Inizia così. Inizia esponendomi alla cinica ironia delle divinità letterarie che a gennaio del 2000 avevano piazzato sul mio sentiero di lettore Cecità, e che oggi si prendono gioco di me offrendomi “La fine della fine di ogni cosa”. Cosa ho trovato tra le pagine di questo racconto?
Ci sono degli artisti. C’è una villa in riva al mare, aggrappata alle rocce di una scogliera. Ci sono delle feste e tutto intorno “la rovina”. Un male indefinito e indefinibile che sta piano piano rosicchiando ogni cosa. Divora luci. Divora la vita. Trasforma tutto in polvere spazzando via l’eredità materiale dell’uomo.
Tra le città distrutte, tra le onde di un mare reso grigio e morto, tra i prati aridi che Dale Bailey racconta ha risuonato nella mia testa una poesia scritta in un altro luogo e in un altro tempo, l’Ozymandias di Percy Bysshe Shelley.
“Null’altro rimane. Intorno alle rovine
Di quel rudere colossale, spoglie e sterminate,
Le piatte sabbie solitarie si estendono oltre confine”
Perché? Forse perché quella parola, ‘rovine’, che tanto bene si sposa alla fine delle cose di Bailey.

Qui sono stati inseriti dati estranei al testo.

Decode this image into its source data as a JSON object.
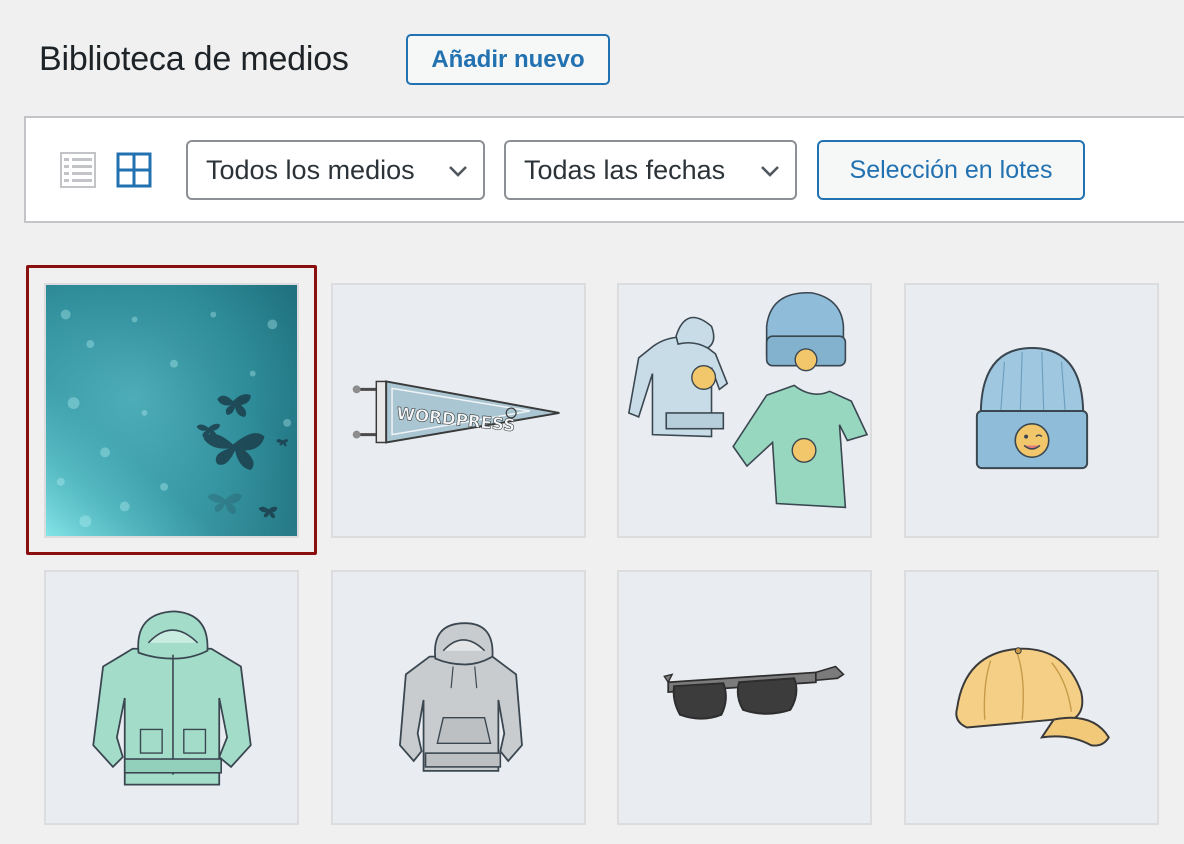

O forse – soprattutto – perché Ben Levine è un poeta. È un poeta che odia e ama la sua arte. Odia e ama la semplicità delle cose che possiede, odia e ama la lussuria di ciò che potrebbe avere e che non ha. O non vuole. O che ha senza volerle davvero. Nella villa alla fine delle cose si ritrovano artisti. Artisti che dovrebbero conoscere il mondo, che dovrebbero averlo esplorato nelle sue parti più nascoste e che proprio per questo, in qualche maniera, dovrebbero resistere più di tutti alla “rovina”. È forse quello, in realtà, il senso delle feste suicida? Un ultimo fronte di resistenza, una sorta di legge del più forte, un tentativo non tanto di sopravvivere quando di morire per ultimi?
“L’arte per l’arte”
È il mantra di Veronica Glass. Opaco personaggio che sembra aver danzato sulla fine del mondo prima che il mondo iniziasse davvero a finire. Veronica Glass è tutto ciò che Ben vuole e tutto ciò di cui ha paura. È la risposta alle domande che non vengono fatte. È a suo modo l’inizio e la fine della rovina, ma di una rovina persino più profonda di quella fisica che Ben e gli altri affrontano. Una rovina morale. Una resa all’arte per l’arte.
“Perché c’è bellezza nel dolore e nella nostra capacità, nel nostro coraggio, di sopportarlo”
Eppure. Eppure Bailey riesce a distillare speranza. A riportare la bellezza al centro. Nel caleidoscopio di morte e dolore e sofferenza e resa e nichilismo che Veronica Glass incarna e in cui tutti gli altri guardano, Bailey riesce a dare colore alla rovina. Riesce a raccontare che la bellezza perdura anche se non c’è più nessuno a guardarla.
Oggi, più che in altri momenti, ne avevo bisogno.